12.8 The Parties declare that the provisions of Sections 1799 and 1800 of the Civil Code regarding adhesion contracts are excluded as regards the Parties’ relationship. Clauses in a framework agreement or a partial agreement, resp. in an Order, that refer to the Purchase Terms or other documents are valid, even if the Seller was not informed of them and their meaning or it is not proven that the Seller should have known the meaning of the clauses. Clauses in a framework agreement or a partial agreement, resp. in an Order, in the Purchase Terms or other documents that are particularly disadvantageous to the Seller without a good reason are also valid.
12.9 The Seller undertakes that it will comply with all obligations related to the Products regarding their creditors, so that Y Soft would not acquire any obligation, which could be connected with the Products, together with the right of ownership to the Products within the meaning of Section 1106 of the Civil Code. If Y Soft acquires such an obligation, an obligation will arise to the Seller, namely to satisfy the respective debt to the creditor in full within 15 days from the delivery of Y Soft's notice to the Seller or within this period to arrange otherwise with the creditor so that Y Soft does not have to satisfy the respective debt to the creditor. Seller's responsibility for potential damages is not affected.

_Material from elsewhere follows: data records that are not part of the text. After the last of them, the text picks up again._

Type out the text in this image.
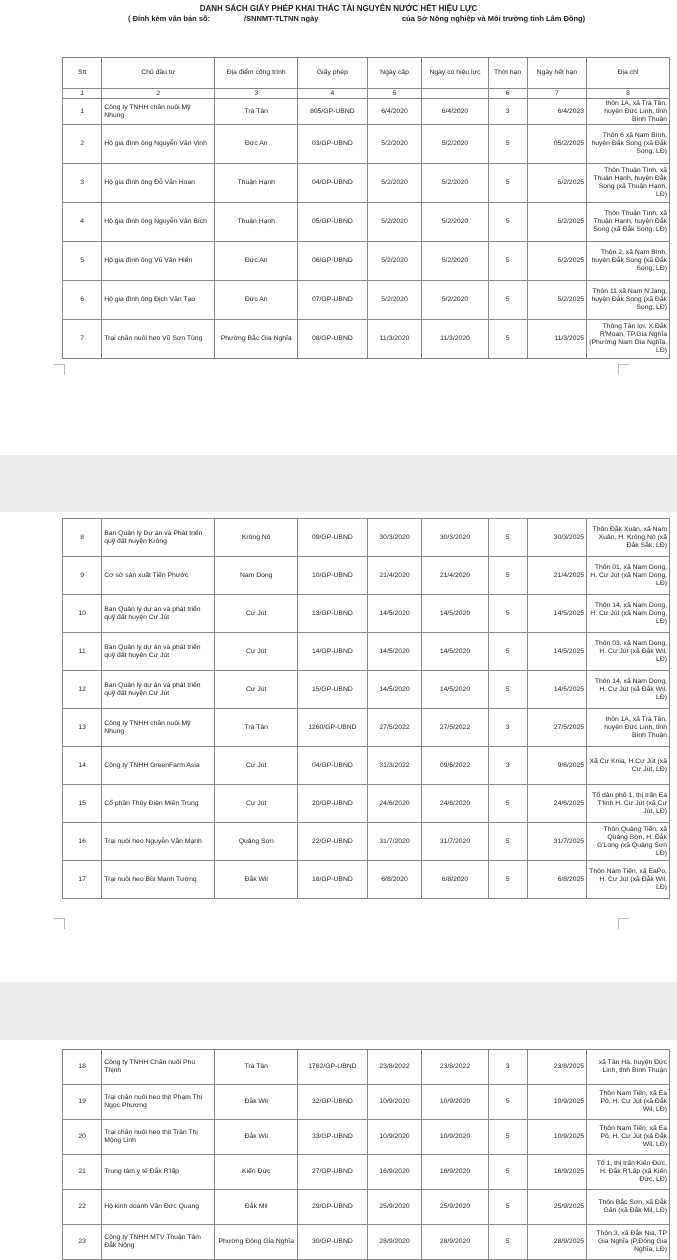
DANH SÁCH GIẤY PHÉP KHAI THÁC TÀI NGUYÊN NƯỚC HẾT HIỆU LỰC
( Đính kèm văn bản số:	/SNNMT-TLTNN ngày	của Sở Nông nghiệp và Môi trường tỉnh Lâm Đồng)
Stt	Chủ đầu tư	Địa điểm công trình	Giấy phép	Ngày cấp	Ngày có hiệu lực	Thời hạn	Ngày hết hạn	Địa chỉ
1	2	3	4	5		6	7	8
1	Công ty TNHH chăn nuôi Mỹ Nhung	Trà Tân	805/GP-UBND	6/4/2020	6/4/2020	3	6/4/2023	thôn 1A, xã Trà Tân, huyện Đức Linh, tỉnh Bình Thuận
2	Hộ gia đình ông Nguyễn Văn Vinh	Đức An	03/GP-UBND	5/2/2020	5/2/2020	5	05/2/2025	Thôn 6 xã Nam Bình, huyện Đắk Song (xã Đắk Song, LĐ)
3	Hộ gia đình ông Đỗ Văn Hoan	Thuận Hạnh	04/GP-UBND	5/2/2020	5/2/2020	5	5/2/2025	Thôn Thuận Tình, xã Thuận Hạnh, huyện Đắk Song (xã Thuận Hạnh, LĐ)
4	Hộ gia đình ông Nguyễn Văn Bích	Thuận Hạnh	05/GP-UBND	5/2/2020	5/2/2020	5	5/2/2025	Thôn Thuận Tình, xã Thuận Hạnh, huyện Đắk Song (xã Đắk Song, LĐ)
5	Hộ gia đình ông Vũ Văn Hiển	Đức An	06/GP-UBND	5/2/2020	5/2/2020	5	5/2/2025	Thôn 2, xã Nam Bình, huyện Đắk Song (xã Đắk Song, LĐ)
6	Hộ gia đình ông Địch Văn Tạo	Đức An	07/GP-UBND	5/2/2020	5/2/2020	5	5/2/2025	Thôn 11 xã Nam N'Jang, huyện Đắk Song (xã Đắk Song, LĐ)
7	Trại chăn nuôi heo Vũ Sơn Tùng	Phường Bắc Gia Nghĩa	08/GP-UBND	11/3/2020	11/3/2020	5	11/3/2025	Thông Tân lợi, X.Đắk R'Moan, TP.Gia Nghĩa (Phường Nam Gia Nghĩa, LĐ)
8	Ban Quản lý Dự án và Phát triển quỹ đất huyện Krông	Krông Nô	09/GP-UBND	30/3/2020	30/3/2020	5	30/3/2025	Thôn Đắk Xuân, xã Nam Xuân, H. Krông Nô (xã Đắk Sắk, LĐ)
9	Cơ sở sản xuất Tiến Phước	Nam Dong	10/GP-UBND	21/4/2020	21/4/2020	5	21/4/2025	Thôn 01, xã Nam Dong, H. Cư Jút (xã Nam Dong, LĐ)
10	Ban Quản lý dự án và phát triển quỹ đất huyện Cư Jút	Cư Jút	13/GP-UBND	14/5/2020	14/5/2020	5	14/5/2025	Thôn 14, xã Nam Dong, H. Cư Jút (xã Nam Dong, LĐ)
11	Ban Quản lý dự án và phát triển quỹ đất huyện Cư Jút	Cư Jút	14/GP-UBND	14/5/2020	14/5/2020	5	14/5/2025	Thôn 03, xã Nam Dong, H. Cư Jút (xã Đắk Wil, LĐ)
12	Ban Quản lý dự án và phát triển quỹ đất huyện Cư Jút	Cư Jút	15/GP-UBND	14/5/2020	14/5/2020	5	14/5/2025	Thôn 14, xã Nam Dong, H. Cư Jút (xã Đắk Wil, LĐ)
13	Công ty TNHH chăn nuôi Mỹ Nhung	Trà Tân	1260/GP-UBND	27/5/2022	27/5/2022	3	27/5/2025	thôn 1A, xã Trà Tân, huyện Đức Linh, tỉnh Bình Thuận
14	Công ty TNHH GreenFarm Asia	Cư Jút	04/GP-UBND	31/3/2022	09/6/2022	3	9/6/2025	Xã Cư Knia, H.Cư Jút (xã Cư Jút, LĐ)
15	Cổ phần Thủy Điện Miền Trung	Cư Jút	20/GP-UBND	24/6/2020	24/6/2020	5	24/6/2025	Tổ dân phố 1, thị trấn Ea T'linh H. Cư Jút (xã Cư Jút, LĐ)
16	Trại nuôi heo Nguyễn Văn Mạnh	Quảng Sơn	22/GP-UBND	31/7/2020	31/7/2020	5	31/7/2025	Thôn Quảng Tiến, xã Quảng Sơn, H. Đắk G'Long (xã Quảng Sơn LĐ)
17	Trại nuôi heo Bùi Mạnh Tường	Đắk Wil	18/GP-UBND	6/8/2020	6/8/2020	5	6/8/2025	Thôn Nam Tiến, xã EaPo, H. Cư Jút (xã Đắk Wil, LĐ)
18	Công ty TNHH Chăn nuôi Phú Thịnh	Trà Tân	1762/GP-UBND	23/8/2022	23/8/2022	3	23/8/2025	xã Tân Hà, huyện Đức Linh, tỉnh Bình Thuận
19	Trại chăn nuôi heo thịt Phạm Thị Ngọc Phương	Đắk Wil	32/GP-UBND	10/9/2020	10/9/2020	5	10/9/2025	Thôn Nam Tiến, xã Ea Pô, H. Cư Jút (xã Đắk Wil, LĐ)
20	Trại chăn nuôi heo thịt Trần Thị Mộng Linh	Đắk Wil	33/GP-UBND	10/9/2020	10/9/2020	5	10/9/2025	Thôn Nam Tiến, xã Ea Pô, H. Cư Jút (xã Đắk Wil, LĐ)
21	Trung tâm y tế Đắk R'lấp	Kiến Đức	27/GP-UBND	16/9/2020	16/9/2020	5	16/9/2025	Tổ 1, thị trấn Kiến Đức, H. Đắk R'Lấp (xã Kiến Đức, LĐ)
22	Hộ kinh doanh Văn Đức Quang	Đắk Mil	29/GP-UBND	25/9/2020	25/9/2020	5	25/9/2025	Thôn Bắc Sơn, xã Đắk Găn (xã Đắk Mil, LĐ)
23	Công ty TNHH MTV Thuận Tâm Đắk Nông	Phường Đông Gia Nghĩa	30/GP-UBND	28/9/2020	28/9/2020	5	28/9/2025	Thôn 3, xã Đắk Nia, TP Gia Nghĩa (P.Đông Gia Nghĩa, LĐ)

12.10 The Seller assumes the risk associated with any change of circumstances within the meaning of Section 1765 Paragraph 2 of the Civil Code and, if the contract is for performance of work, also Section 2620 Paragraph 2 of the Civil Code. Section 1764 of the Civil Code shall not apply.
12.11 The right of the Seller to invoke for the Seller’s benefit the data records regarding legal proceedings and other matters in Y Soft’s electronic ordering system, as well as the content and exposure time of documents relating to legal matters that occur during Y Soft’s normal business operations are excluded.
12.12 All rights and claims arising under these Purchase Terms that are time barred do not stop or are not interrupted by any out-of-court settlement negotiations within the meaning of Section 647 of the Civil Code.